O ministro que quiser sobreviver terá necessariamente que cuidar de sua imagem. Por outro lado, pelo menos entre o primeiro escalão do governo, a primeira plateia – o sistema – continua atenta. Assim, os ministros são obrigados a andar num leito de bitola estreita. Nem tão discretos, que desapareçam ante os eleitores, nem tão ostensivos, que despertem as desconfianças do sistema. 

Por isso, hoje, em Brasília, há quem esteja disposto a entregar abarrotada a arca de suas verbas publicitárias, por um fio de Ariadne, capaz de conduzi-lo com segurança pelos intrincados labirintos da formação de uma imagem pública que contente seus dois públicos. 

Os principais candidatos a maquiladores de imagem pública têm-se apresentado em forma de assessorias de comunicação privadas, uma iniciativa que está em franca proliferação em Brasília. São geralmente empresas de pequena estrutura, que têm sob contrato jornalistas de diversas publicações, e que se oferecem para administrar as verbas publicitárias e os serviços de relações públicas dos órgãos do governo. 

  • Esses grupos estão operando como uma antecipação do sistema de lobby na Imprensa revela aquele mesmo jornalista brasiliense. Eles basicamente utilizam o poder de barganha do governo para tornar o release compulsório. 

Em maio passado, por exemplo, os presidentes do Banco do Brasil, Banco Central e Caixa Econômica Federal receberam um ofício de uma dessas empresas. 

O ofício começava dizendo que “é desnecessário frisar a gravidade de que se reveste o problema do combate à inflação na presente conjuntura”. Prosseguia apontando todos os inconvenientes dos surtos inflacionários, e lembrava que Figueiredo colocou a luta contra a inflação como a prioridade mais importante de seu governo. 

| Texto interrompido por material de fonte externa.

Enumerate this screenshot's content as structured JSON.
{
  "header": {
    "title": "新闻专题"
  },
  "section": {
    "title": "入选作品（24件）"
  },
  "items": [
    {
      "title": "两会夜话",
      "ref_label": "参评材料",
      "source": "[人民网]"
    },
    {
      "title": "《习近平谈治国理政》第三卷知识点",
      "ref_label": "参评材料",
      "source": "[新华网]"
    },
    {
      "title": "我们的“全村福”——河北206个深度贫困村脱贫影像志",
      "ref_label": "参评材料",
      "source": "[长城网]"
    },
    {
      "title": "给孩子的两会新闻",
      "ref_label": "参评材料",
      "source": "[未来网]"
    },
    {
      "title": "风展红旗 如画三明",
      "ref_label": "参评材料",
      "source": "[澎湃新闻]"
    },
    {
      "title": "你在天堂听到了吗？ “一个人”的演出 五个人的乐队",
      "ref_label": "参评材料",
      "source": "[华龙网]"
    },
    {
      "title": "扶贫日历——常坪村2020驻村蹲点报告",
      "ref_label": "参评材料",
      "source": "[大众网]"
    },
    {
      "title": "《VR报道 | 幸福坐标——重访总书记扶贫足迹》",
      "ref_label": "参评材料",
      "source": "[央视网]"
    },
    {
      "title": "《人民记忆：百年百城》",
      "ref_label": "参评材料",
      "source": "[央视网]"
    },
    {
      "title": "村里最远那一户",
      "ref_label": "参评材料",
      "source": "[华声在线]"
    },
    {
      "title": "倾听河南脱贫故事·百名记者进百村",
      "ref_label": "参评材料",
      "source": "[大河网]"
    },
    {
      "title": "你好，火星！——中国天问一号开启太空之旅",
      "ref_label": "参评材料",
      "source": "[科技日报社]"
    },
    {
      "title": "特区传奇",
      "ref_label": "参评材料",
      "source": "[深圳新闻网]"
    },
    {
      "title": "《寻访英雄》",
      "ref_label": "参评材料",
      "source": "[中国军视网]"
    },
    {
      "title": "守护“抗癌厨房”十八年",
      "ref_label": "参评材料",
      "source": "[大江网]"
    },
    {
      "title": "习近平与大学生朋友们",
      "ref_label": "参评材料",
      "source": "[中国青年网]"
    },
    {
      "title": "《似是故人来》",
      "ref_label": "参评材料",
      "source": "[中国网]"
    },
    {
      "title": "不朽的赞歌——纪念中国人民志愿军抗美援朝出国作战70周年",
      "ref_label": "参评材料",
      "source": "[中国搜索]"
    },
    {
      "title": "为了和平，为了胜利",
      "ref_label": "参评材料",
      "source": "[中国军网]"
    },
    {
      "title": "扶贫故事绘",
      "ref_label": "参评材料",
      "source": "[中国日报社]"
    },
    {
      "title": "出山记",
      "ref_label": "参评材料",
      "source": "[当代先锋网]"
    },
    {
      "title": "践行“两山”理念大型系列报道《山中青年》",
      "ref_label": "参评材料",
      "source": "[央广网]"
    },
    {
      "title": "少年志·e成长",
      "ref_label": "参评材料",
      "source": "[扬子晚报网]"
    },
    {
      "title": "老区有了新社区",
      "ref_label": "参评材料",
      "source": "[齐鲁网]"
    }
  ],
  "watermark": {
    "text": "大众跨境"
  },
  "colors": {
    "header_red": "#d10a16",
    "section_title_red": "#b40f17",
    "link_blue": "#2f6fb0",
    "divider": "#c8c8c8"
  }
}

“Para o atingimento dessa meta estratégica de tão vital significado, impõe-se desenvolver um persistente e contínuo esforço voltado para a mobilização do apoio e participação da comunidade nacional, sobretudo de seus segmentos mais dinâmicos”, prosseguia o ofício. 

“Todavia, senhor presidente, sabemos que a conquista da opinião pública para esse esforço constitui um trabalho eminentemente profissional, que demanda rigoroso planejamento, ao lado de uma comprovada capacidade de execução de quem se dedicar a essa tarefa fundamental.” 

E se despedia, “na expectativa de merecermos a confiança desse importante órgão que ora se encontra sob a esclarecida direção de V.Sa”. 

Acompanhava o ofício a minuta de um contrato em que a contratada se oferece para “a prestação de serviços de assessoramento e consultoria de comunicação social, relações públicas e propaganda institucional’. 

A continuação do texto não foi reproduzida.